RAG Evaluation Toolkit on an IPCC Climate Agent¶
Install dependencies and download the IPCC report¶
[ ]:
!pip install "giskard[llm]" --upgrade
!pip install llama-index PyMuPDF
[ ]:
!wget "https://www.ipcc.ch/report/ar6/syr/downloads/report/IPCC_AR6_SYR_LongerReport.pdf" -O "ipcc_report.pdf"
The testset generation can take up to several minutes. If you want to test RAGET on the IPCC report, we prepared a demo testset along with the evaluation report of the RAG model build in this notebook. These can be downloaded with the following command:
[ ]:
!git clone https://github.com/Giskard-AI/raget_demo.git
Build RAG Agent on the IPCC report¶
[1]:
import pandas as pd
import warnings
pd.set_option("display.max_colwidth", 400)
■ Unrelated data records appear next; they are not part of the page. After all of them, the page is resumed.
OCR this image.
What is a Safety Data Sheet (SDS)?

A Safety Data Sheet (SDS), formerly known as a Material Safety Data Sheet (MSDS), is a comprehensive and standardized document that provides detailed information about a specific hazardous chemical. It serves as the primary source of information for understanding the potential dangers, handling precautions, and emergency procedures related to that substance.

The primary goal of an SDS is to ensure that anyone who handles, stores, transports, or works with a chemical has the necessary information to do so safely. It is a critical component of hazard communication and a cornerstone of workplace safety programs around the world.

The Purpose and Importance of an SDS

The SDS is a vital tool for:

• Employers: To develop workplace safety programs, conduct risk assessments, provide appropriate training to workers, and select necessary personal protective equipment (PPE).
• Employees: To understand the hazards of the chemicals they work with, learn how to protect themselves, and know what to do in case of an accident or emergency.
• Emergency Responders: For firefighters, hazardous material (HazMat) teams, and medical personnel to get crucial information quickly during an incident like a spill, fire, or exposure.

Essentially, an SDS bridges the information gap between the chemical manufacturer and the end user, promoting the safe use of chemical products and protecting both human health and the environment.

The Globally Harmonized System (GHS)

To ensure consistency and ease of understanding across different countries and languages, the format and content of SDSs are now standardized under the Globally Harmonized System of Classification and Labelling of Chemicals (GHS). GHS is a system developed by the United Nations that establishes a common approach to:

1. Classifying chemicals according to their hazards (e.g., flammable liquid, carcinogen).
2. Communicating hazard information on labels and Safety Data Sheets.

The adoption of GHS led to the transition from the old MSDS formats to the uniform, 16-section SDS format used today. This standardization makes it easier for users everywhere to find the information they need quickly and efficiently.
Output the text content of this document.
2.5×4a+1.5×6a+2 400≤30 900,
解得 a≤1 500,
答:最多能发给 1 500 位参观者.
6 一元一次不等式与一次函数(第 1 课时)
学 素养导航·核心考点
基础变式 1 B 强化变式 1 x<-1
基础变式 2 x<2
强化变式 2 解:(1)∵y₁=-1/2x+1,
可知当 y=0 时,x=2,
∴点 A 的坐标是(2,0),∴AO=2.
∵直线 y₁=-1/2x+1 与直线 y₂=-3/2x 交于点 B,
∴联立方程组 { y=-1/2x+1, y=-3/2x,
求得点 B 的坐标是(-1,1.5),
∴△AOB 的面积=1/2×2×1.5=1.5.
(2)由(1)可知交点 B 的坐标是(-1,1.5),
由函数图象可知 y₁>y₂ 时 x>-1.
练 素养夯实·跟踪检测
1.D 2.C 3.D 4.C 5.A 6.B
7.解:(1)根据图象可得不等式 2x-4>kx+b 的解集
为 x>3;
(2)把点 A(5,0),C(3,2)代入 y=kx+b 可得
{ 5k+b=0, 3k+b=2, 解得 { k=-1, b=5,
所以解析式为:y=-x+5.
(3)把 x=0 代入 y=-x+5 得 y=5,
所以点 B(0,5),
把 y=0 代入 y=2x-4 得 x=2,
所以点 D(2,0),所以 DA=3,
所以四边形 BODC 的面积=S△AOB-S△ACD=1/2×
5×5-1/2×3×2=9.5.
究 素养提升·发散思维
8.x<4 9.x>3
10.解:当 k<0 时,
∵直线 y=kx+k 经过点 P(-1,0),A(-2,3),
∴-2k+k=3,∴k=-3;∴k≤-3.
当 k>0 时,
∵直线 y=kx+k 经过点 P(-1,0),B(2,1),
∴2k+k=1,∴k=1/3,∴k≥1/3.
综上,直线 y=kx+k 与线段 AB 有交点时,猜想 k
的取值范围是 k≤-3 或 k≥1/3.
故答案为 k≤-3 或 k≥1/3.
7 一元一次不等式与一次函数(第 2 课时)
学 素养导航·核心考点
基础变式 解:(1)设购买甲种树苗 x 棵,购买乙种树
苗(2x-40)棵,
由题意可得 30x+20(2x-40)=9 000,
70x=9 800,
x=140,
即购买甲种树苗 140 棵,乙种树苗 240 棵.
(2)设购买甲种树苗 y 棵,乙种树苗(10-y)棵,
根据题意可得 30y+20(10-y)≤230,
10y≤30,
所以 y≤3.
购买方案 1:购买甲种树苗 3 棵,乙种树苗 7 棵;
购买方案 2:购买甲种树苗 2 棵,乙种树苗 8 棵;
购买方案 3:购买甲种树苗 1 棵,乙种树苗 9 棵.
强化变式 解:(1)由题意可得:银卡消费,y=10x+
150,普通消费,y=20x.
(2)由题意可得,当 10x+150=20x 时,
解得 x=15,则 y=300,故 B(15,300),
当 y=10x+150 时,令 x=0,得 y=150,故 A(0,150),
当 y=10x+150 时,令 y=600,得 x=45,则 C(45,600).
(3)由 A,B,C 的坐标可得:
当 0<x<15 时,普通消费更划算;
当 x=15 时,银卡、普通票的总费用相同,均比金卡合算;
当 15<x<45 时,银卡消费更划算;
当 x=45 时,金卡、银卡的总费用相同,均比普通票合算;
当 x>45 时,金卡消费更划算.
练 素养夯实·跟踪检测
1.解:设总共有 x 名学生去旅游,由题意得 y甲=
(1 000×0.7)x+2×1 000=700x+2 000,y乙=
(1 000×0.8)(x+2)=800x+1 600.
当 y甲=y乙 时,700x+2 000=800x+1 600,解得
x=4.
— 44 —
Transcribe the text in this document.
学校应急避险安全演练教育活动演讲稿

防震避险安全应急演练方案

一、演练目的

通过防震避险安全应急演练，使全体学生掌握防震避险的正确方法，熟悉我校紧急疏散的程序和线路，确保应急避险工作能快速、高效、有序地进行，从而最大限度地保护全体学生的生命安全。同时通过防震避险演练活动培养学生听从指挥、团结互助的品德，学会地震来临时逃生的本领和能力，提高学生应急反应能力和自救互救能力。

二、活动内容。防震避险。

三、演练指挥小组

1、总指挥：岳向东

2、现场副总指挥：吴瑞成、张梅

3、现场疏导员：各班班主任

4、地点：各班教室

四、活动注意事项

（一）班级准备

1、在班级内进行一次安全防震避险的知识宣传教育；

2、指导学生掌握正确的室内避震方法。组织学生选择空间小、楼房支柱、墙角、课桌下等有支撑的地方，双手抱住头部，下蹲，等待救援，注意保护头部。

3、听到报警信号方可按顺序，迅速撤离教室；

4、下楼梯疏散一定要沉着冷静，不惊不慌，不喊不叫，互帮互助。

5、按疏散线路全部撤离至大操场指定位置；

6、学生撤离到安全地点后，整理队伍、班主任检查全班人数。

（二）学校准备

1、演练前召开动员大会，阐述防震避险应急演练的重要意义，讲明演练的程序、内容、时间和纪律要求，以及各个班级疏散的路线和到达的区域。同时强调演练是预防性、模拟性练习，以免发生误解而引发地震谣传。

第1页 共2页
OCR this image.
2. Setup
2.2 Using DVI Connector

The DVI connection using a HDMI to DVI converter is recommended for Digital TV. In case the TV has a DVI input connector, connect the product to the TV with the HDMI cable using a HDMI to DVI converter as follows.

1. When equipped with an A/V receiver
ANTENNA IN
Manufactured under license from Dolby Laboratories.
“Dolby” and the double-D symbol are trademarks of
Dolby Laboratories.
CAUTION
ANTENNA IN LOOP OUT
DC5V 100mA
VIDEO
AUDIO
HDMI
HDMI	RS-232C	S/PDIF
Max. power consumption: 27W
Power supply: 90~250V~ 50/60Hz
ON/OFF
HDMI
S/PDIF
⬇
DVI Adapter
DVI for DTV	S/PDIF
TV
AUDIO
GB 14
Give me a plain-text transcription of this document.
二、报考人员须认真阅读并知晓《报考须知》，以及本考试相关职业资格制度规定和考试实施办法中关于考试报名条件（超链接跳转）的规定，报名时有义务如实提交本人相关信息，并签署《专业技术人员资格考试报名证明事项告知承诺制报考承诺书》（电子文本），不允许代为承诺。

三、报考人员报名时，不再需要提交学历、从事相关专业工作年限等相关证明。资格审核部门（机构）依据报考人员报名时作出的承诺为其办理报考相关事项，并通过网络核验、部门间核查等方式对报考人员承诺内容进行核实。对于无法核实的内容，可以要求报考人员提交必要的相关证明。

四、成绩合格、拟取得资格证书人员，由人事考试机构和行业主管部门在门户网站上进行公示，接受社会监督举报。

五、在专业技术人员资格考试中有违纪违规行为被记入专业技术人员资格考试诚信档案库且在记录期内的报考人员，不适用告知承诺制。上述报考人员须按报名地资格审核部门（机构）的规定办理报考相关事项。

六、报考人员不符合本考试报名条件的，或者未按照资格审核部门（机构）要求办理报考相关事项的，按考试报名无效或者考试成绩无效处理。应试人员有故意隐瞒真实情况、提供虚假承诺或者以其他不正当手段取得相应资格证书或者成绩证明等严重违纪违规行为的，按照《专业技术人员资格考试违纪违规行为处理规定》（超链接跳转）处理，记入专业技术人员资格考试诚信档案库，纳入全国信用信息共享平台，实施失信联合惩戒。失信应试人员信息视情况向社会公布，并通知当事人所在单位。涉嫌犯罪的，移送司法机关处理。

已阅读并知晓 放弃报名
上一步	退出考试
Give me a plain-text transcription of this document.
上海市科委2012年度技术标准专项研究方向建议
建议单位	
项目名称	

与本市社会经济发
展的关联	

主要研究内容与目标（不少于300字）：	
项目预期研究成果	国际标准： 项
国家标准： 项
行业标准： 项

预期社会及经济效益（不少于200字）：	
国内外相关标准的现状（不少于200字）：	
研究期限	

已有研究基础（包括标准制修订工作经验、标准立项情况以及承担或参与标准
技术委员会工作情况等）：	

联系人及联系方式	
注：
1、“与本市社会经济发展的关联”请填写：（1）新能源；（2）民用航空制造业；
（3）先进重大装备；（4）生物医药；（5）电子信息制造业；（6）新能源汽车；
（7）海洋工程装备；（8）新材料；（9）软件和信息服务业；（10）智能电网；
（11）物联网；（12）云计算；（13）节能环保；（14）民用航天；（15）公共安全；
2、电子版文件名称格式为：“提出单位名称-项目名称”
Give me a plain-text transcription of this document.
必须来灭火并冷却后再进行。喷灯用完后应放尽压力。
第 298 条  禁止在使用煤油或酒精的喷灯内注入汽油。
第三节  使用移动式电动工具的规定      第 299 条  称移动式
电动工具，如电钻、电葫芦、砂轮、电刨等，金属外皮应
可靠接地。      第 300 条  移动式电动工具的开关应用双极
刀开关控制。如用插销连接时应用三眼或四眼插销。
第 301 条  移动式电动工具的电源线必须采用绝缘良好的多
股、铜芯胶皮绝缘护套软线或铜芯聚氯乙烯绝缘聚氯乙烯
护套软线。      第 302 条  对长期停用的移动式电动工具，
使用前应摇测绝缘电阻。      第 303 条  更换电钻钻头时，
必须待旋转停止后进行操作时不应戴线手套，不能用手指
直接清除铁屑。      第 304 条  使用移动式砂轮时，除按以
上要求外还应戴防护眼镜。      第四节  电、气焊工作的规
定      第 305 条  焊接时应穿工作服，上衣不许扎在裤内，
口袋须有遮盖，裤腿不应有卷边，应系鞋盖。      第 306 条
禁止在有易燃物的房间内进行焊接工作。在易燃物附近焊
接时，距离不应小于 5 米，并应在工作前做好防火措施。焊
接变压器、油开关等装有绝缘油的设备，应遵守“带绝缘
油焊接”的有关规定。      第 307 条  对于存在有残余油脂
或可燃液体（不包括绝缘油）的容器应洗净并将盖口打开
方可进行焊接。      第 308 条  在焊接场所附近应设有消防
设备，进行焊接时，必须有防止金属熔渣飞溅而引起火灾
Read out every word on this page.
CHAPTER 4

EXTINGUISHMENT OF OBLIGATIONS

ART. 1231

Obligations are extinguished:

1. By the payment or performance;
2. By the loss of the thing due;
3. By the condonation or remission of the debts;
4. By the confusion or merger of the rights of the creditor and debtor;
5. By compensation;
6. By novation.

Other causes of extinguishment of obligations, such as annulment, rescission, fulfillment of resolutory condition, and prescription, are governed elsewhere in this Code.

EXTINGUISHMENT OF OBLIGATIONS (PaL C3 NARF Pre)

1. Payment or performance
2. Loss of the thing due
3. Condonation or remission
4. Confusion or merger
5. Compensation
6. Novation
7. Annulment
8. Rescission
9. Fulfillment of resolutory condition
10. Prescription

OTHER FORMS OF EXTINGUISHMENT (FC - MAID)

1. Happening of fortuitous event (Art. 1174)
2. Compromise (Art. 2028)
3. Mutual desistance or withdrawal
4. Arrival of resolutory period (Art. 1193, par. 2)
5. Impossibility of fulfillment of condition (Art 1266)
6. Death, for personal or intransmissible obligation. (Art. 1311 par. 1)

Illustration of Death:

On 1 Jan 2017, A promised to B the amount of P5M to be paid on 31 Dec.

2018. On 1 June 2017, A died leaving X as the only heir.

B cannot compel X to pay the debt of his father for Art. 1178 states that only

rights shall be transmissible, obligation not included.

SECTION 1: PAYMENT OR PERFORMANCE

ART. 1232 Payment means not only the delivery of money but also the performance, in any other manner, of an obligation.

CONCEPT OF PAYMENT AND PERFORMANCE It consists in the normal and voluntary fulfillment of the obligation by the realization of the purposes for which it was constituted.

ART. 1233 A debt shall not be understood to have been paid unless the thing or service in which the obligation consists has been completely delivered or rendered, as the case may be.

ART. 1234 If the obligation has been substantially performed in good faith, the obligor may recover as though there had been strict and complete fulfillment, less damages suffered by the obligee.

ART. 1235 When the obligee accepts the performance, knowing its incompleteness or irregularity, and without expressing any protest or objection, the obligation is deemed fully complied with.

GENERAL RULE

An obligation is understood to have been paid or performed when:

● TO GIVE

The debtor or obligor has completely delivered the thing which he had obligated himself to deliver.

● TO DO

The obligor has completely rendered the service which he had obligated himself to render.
warnings.filterwarnings('ignore')
[2]:
from llama_index.core import VectorStoreIndex
from llama_index.core.node_parser import SentenceSplitter
from llama_index.readers.file import PyMuPDFReader
from llama_index.core.base.llms.types import ChatMessage, MessageRole
loader = PyMuPDFReader()
ipcc_documents = loader.load(file_path="./ipcc_report.pdf")
[3]:
splitter = SentenceSplitter(chunk_size=512)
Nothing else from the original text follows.